Kevin arrived as soon as possible, dressed in a dark suit and carrying a brown case. He knew some of the officers and spoke to them in an informal way as though they were friends. He winked at me and we were given a chance to have a few words alone.
‘I know this is a bit of a shock, Vid,’ he said. ‘But listen, don’t worry. They’ll never get anywhere with this line of enquiry. They’re only groping around in the dark. You simply deny everything. You didn’t assault anyone. You have no recollection whatsoever of what they are alleging, am I right?’

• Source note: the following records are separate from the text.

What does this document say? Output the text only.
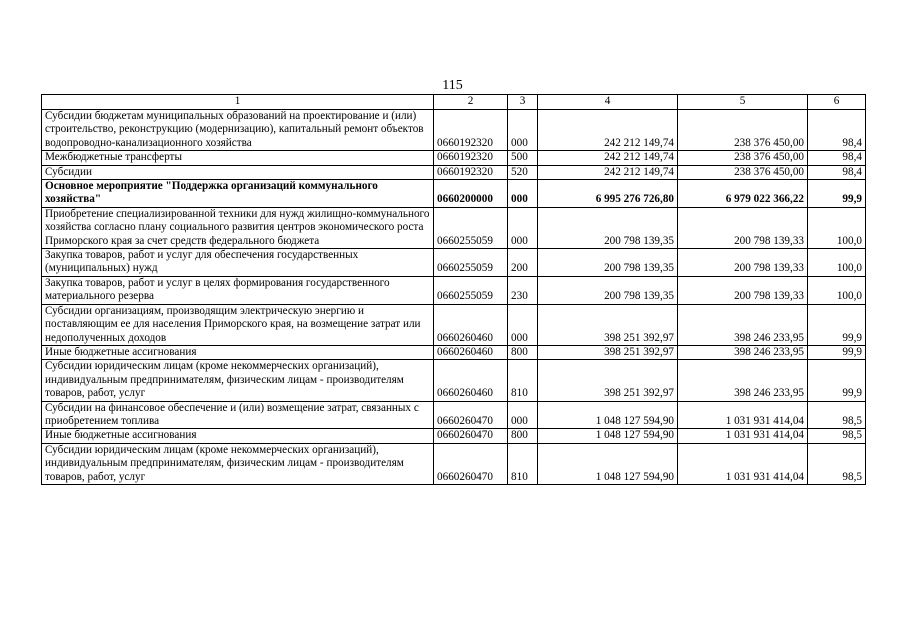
115
1	2	3	4	5	6
Субсидии бюджетам муниципальных образований на проектирование и (или) строительство, реконструкцию (модернизацию), капитальный ремонт объектов водопроводно-канализационного хозяйства	0660192320	000	242 212 149,74	238 376 450,00	98,4
Межбюджетные трансферты	0660192320	500	242 212 149,74	238 376 450,00	98,4
Субсидии	0660192320	520	242 212 149,74	238 376 450,00	98,4
Основное мероприятие "Поддержка организаций коммунального хозяйства"	0660200000	000	6 995 276 726,80	6 979 022 366,22	99,9
Приобретение специализированной техники для нужд жилищно-коммунального хозяйства согласно плану социального развития центров экономического роста Приморского края за счет средств федерального бюджета	0660255059	000	200 798 139,35	200 798 139,33	100,0
Закупка товаров, работ и услуг для обеспечения государственных (муниципальных) нужд	0660255059	200	200 798 139,35	200 798 139,33	100,0
Закупка товаров, работ и услуг в целях формирования государственного материального резерва	0660255059	230	200 798 139,35	200 798 139,33	100,0
Субсидии организациям, производящим электрическую энергию и поставляющим ее для населения Приморского края, на возмещение затрат или недополученных доходов	0660260460	000	398 251 392,97	398 246 233,95	99,9
Иные бюджетные ассигнования	0660260460	800	398 251 392,97	398 246 233,95	99,9
Субсидии юридическим лицам (кроме некоммерческих организаций), индивидуальным предпринимателям, физическим лицам - производителям товаров, работ, услуг	0660260460	810	398 251 392,97	398 246 233,95	99,9
Субсидии на финансовое обеспечение и (или) возмещение затрат, связанных с приобретением топлива	0660260470	000	1 048 127 594,90	1 031 931 414,04	98,5
Иные бюджетные ассигнования	0660260470	800	1 048 127 594,90	1 031 931 414,04	98,5
Субсидии юридическим лицам (кроме некоммерческих организаций), индивидуальным предпринимателям, физическим лицам - производителям товаров, работ, услуг	0660260470	810	1 048 127 594,90	1 031 931 414,04	98,5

‘I will have to tell the truth,’ I said. ‘I can’t lie.’
‘Nobody’s asking you to lie, Vid.’
He smiled at me and placed his hand on my shoulder. It was good to see him. His presence brought a great surge of confidence back to me.
I didn’t want to let him down either. He had stood by me. At last I had a friend and was beginning to feel at home here, so I couldn’t afford to lose that. But I felt so inadequate in front of the law. I was too honest. I didn’t have the knack of out-staring the questions and sneaking up on the facts. You had to be born with that kind of gift, like a good card player. I was a newcomer to the table, all nervous and unsure of myself, ready to bet everything on one hand and blurt out the unabridged truth.
‘You have the right to remain silent,’ he reminded me. ‘You understand that, don’t you?’
‘I’m afraid they will turn everything around with their questions.’
‘You don’t even have to say yes or no.’
He seemed so relaxed, slipping his phone in and out of his inner pocket to check messages. His sandy hair fell naturally across the corner of his forehead. His nose leaned a tiny degree to the right and his smile moved across with it, very openhearted, I thought.
‘They’re asking me who I was with that night,’ I said.
‘I know what you’re talking about, Vid.’ He nodded calmly. ‘But the fact is, you don’t remember anything, am I right in saying that? You have a very poor memory, isn’t that so? You were involved in a bad car accident back home in Serbia. You sustained head injuries which caused severe brain trauma. With the result that you are now left with bouts of prolonged amnesia.’
‘That’s right,’ I said.
‘Show them the scar on your head,’ he said. ‘You suffer from memory loss, short term as well as long term. You have big gaps where you cannot remember much about growing up. Nothing about school, not even much about your own family.’
‘Well, yes.’
‘You can hardly remember where you come from, isn’t that so?’
‘Just about.’
‘Explain that to them,’ he said. ‘Make it clear to them what a painful condition this is, not to be able to remember your own past. You don’t even recall much of what happened in your own country and who was brought before the European Court or anything of that sort.’
‘More or less,’ I agreed.
‘Some days are a complete blank,’ he said. ‘How does that sound?’
He went over the details of the night again, shaping it into a brief and unambiguous synopsis. I could remember being in the pub and meeting the victim. I could recall having a friendly chat with his daughter outside the back door while she was smoking, but I had no recollection of anything after that.
‘Will I tell them that he hit me?’ I asked.
‘I wouldn’t mention it. That would only give you a motive.’
He was so convincing. I admired the way he could see things with such clarity. He had the ability to think on his feet and look ahead while he was speaking. He knew where each sentence would end before he even began. In contrast, I spoke almost entirely in beginnings, or endings, with nothing sounding in the least bit finished or credible.